Texas Debunks 'Totally Inaccurate' Claims of Voting Fraud Being Spread by Elon Musk

Elon Musk helped publicize a claim that “illegals” are registering to vote in several U.S. states on Tuesday. But, like so many of Musk’s tweets on X recently, the billionaire’s fearmongering crumbles under the smallest amount of scrutiny. And in this case, the state of Texas is calling bullshit.

“The number of voters registering without a photo ID is SKYROCKETING in 3 key swing states: Arizona, Texas, and Pennsylvania,” the account End Wokeness tweeted on Tuesday.

The account claimed that Texas added 1,250,710 new voters through the program, Pennsylvania added 580,513, and Arizona added 220,731. But that simply isn’t true, at least according to Texas state officials.
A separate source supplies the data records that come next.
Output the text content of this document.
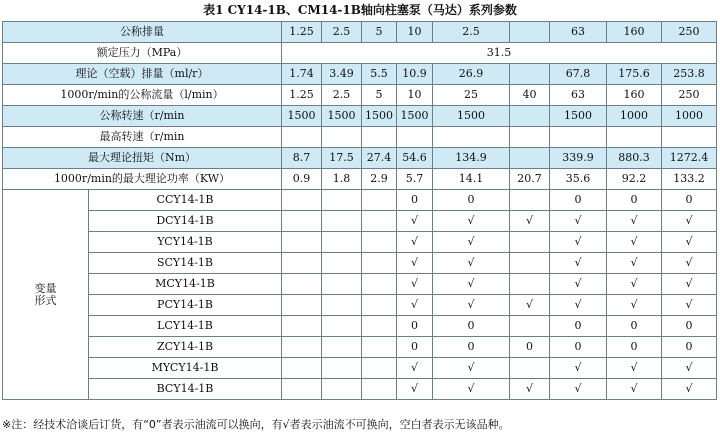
表1 CY14-1B、CM14-1B轴向柱塞泵（马达）系列参数
公称排量		1.25	2.5	5	10	2.5		63	160	250
额定压力（MPa）		31.5								
理论（空载）排量（ml/r）		1.74	3.49	5.5	10.9	26.9		67.8	175.6	253.8
1000r/min的公称流量（l/min）		1.25	2.5	5	10	25	40	63	160	250
公称转速（r/min		1500	1500	1500	1500	1500		1500	1000	1000
最高转速（r/min										
最大理论扭矩（Nm）		8.7	17.5	27.4	54.6	134.9		339.9	880.3	1272.4
1000r/min的最大理论功率（KW）		0.9	1.8	2.9	5.7	14.1	20.7	35.6	92.2	133.2
变量
形式	CCY14-1B				0	0		0	0	0
	DCY14-1B				√	√	√	√	√	√
	YCY14-1B				√	√		√	√	√
	SCY14-1B				√	√		√	√	√
	MCY14-1B				√	√		√	√	√
	PCY14-1B				√	√	√	√	√	√
	LCY14-1B				0	0		0	0	0
	ZCY14-1B				0	0	0	0	0	0
	MYCY14-1B				√	√		√	√	√
	BCY14-1B				√	√	√	√	√	√
※注：经技术洽谈后订货，有“0”者表示油流可以换向，有√者表示油流不可换向，空白者表示无该品种。
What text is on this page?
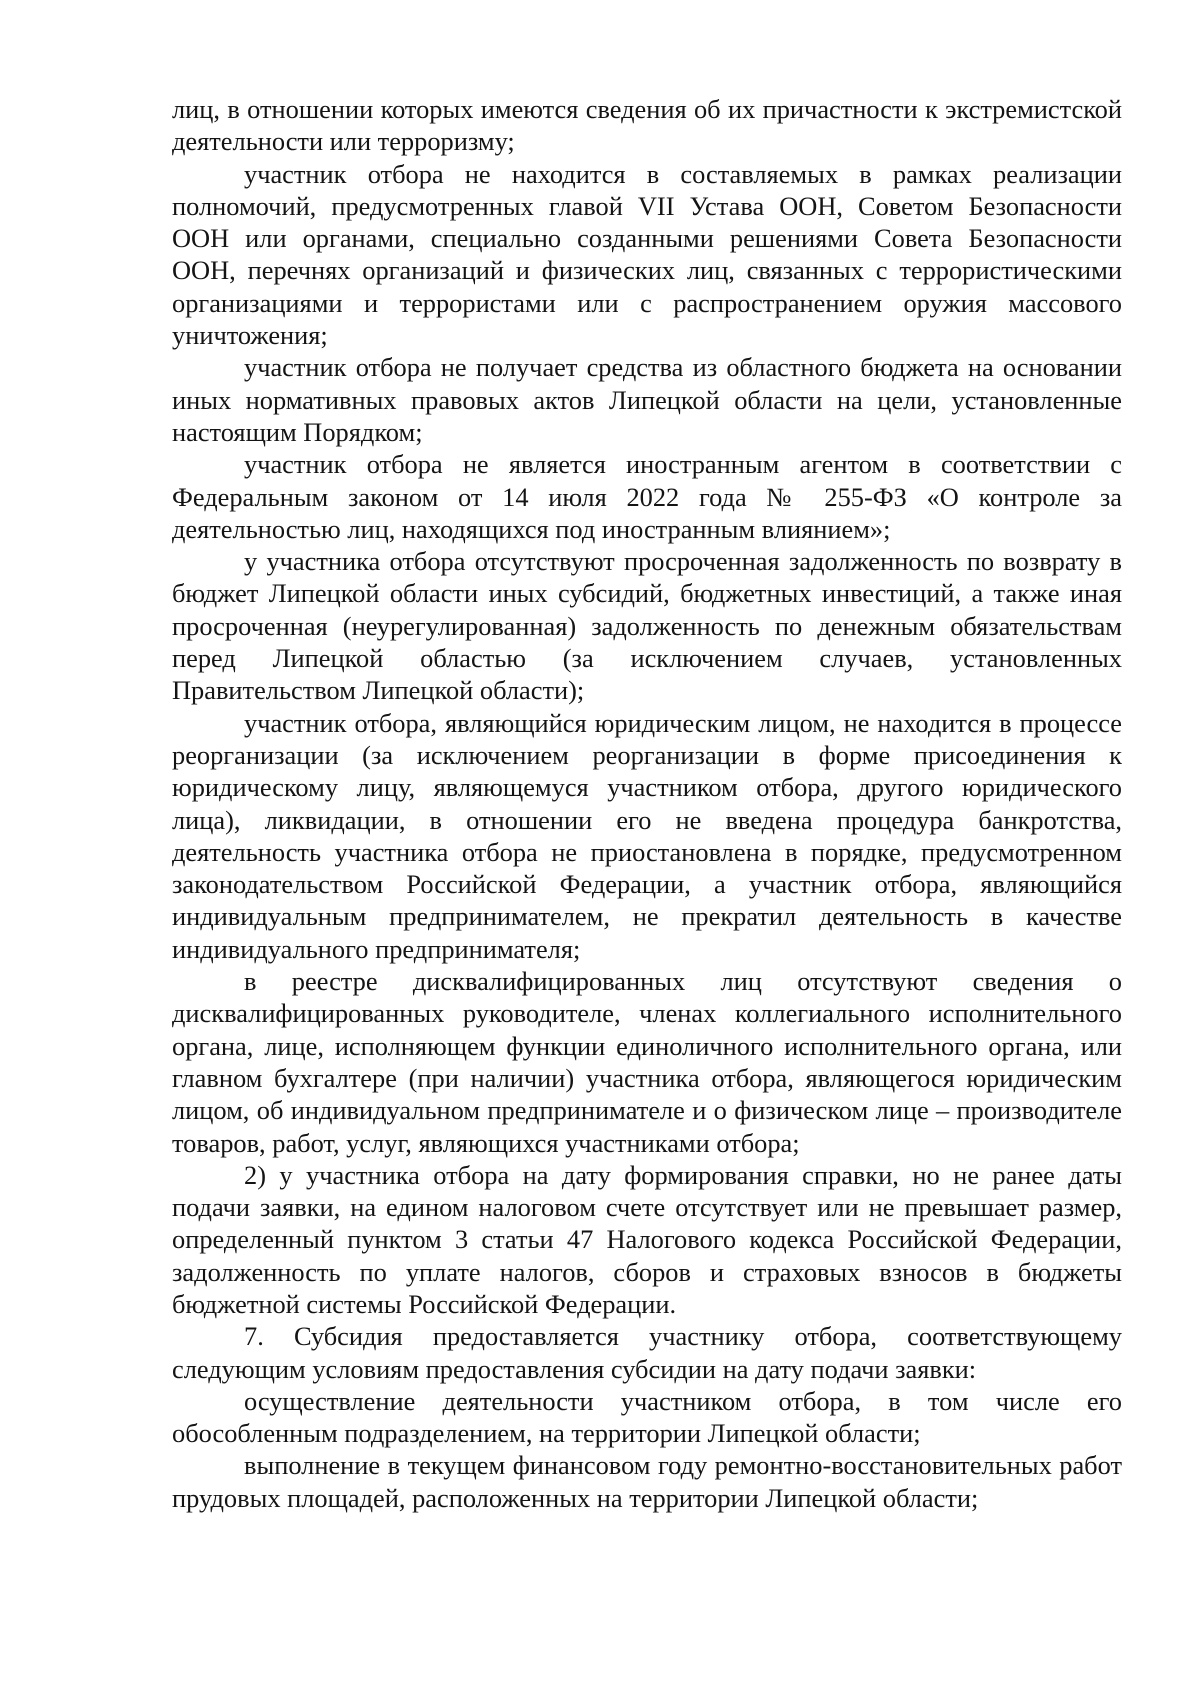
лиц, в отношении которых имеются сведения об их причастности к экстремистской деятельности или терроризму;

участник отбора не находится в составляемых в рамках реализации полномочий, предусмотренных главой VII Устава ООН, Советом Безопасности ООН или органами, специально созданными решениями Совета Безопасности ООН, перечнях организаций и физических лиц, связанных с террористическими организациями и террористами или с распространением оружия массового уничтожения;

участник отбора не получает средства из областного бюджета на основании иных нормативных правовых актов Липецкой области на цели, установленные настоящим Порядком;

участник отбора не является иностранным агентом в соответствии с Федеральным законом от 14 июля 2022 года № 255-ФЗ «О контроле за деятельностью лиц, находящихся под иностранным влиянием»;

у участника отбора отсутствуют просроченная задолженность по возврату в бюджет Липецкой области иных субсидий, бюджетных инвестиций, а также иная просроченная (неурегулированная) задолженность по денежным обязательствам перед Липецкой областью (за исключением случаев, установленных Правительством Липецкой области);

участник отбора, являющийся юридическим лицом, не находится в процессе реорганизации (за исключением реорганизации в форме присоединения к юридическому лицу, являющемуся участником отбора, другого юридического лица), ликвидации, в отношении его не введена процедура банкротства, деятельность участника отбора не приостановлена в порядке, предусмотренном законодательством Российской Федерации, а участник отбора, являющийся индивидуальным предпринимателем, не прекратил деятельность в качестве индивидуального предпринимателя;

в реестре дисквалифицированных лиц отсутствуют сведения о дисквалифицированных руководителе, членах коллегиального исполнительного органа, лице, исполняющем функции единоличного исполнительного органа, или главном бухгалтере (при наличии) участника отбора, являющегося юридическим лицом, об индивидуальном предпринимателе и о физическом лице – производителе товаров, работ, услуг, являющихся участниками отбора;

2) у участника отбора на дату формирования справки, но не ранее даты подачи заявки, на едином налоговом счете отсутствует или не превышает размер, определенный пунктом 3 статьи 47 Налогового кодекса Российской Федерации, задолженность по уплате налогов, сборов и страховых взносов в бюджеты бюджетной системы Российской Федерации.

7. Субсидия предоставляется участнику отбора, соответствующему следующим условиям предоставления субсидии на дату подачи заявки:

осуществление деятельности участником отбора, в том числе его обособленным подразделением, на территории Липецкой области;

выполнение в текущем финансовом году ремонтно-восстановительных работ прудовых площадей, расположенных на территории Липецкой области;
The End Wokeness account added that Help America Vote Verification (HAVV), a program that helps verify voter identification through central databases, “allows voters to register with a Social Security Number (4 digits),” falsely claiming that, “Illegals are not able to get licenses there. But they can get Social Security Cards (for work authorization permits).”

Musk helped give the tweet more visibility, adding “extremely concerning,” to a quote-tweet of the false claim. But Texas is disputing the claim.

“It is totally inaccurate that 1.2 million voters have registered to vote in Texas without a photo ID this year,” Texas Secretary of State Jane Nelson said in a statement published online on Wednesday. “The truth is our voter rolls have increased by 57,711 voters since the beginning of 2024. This is less than the number of people registered in the same timeframe in 2022 (about 65,000) and in 2020 (about 104,000).”

“When Texans register to vote, they must provide a driver’s license number or a Social Security number. When an individual registers to vote with just a SSN, the state verifies that the SSN is authentic,” Nelson continued.

Nelson also noted the various safeguards in place to make sure only eligible voters are casting a ballot, while also explaining that information about the number of times states have asked to verify a social security number might be incorrect on the federal program’s website.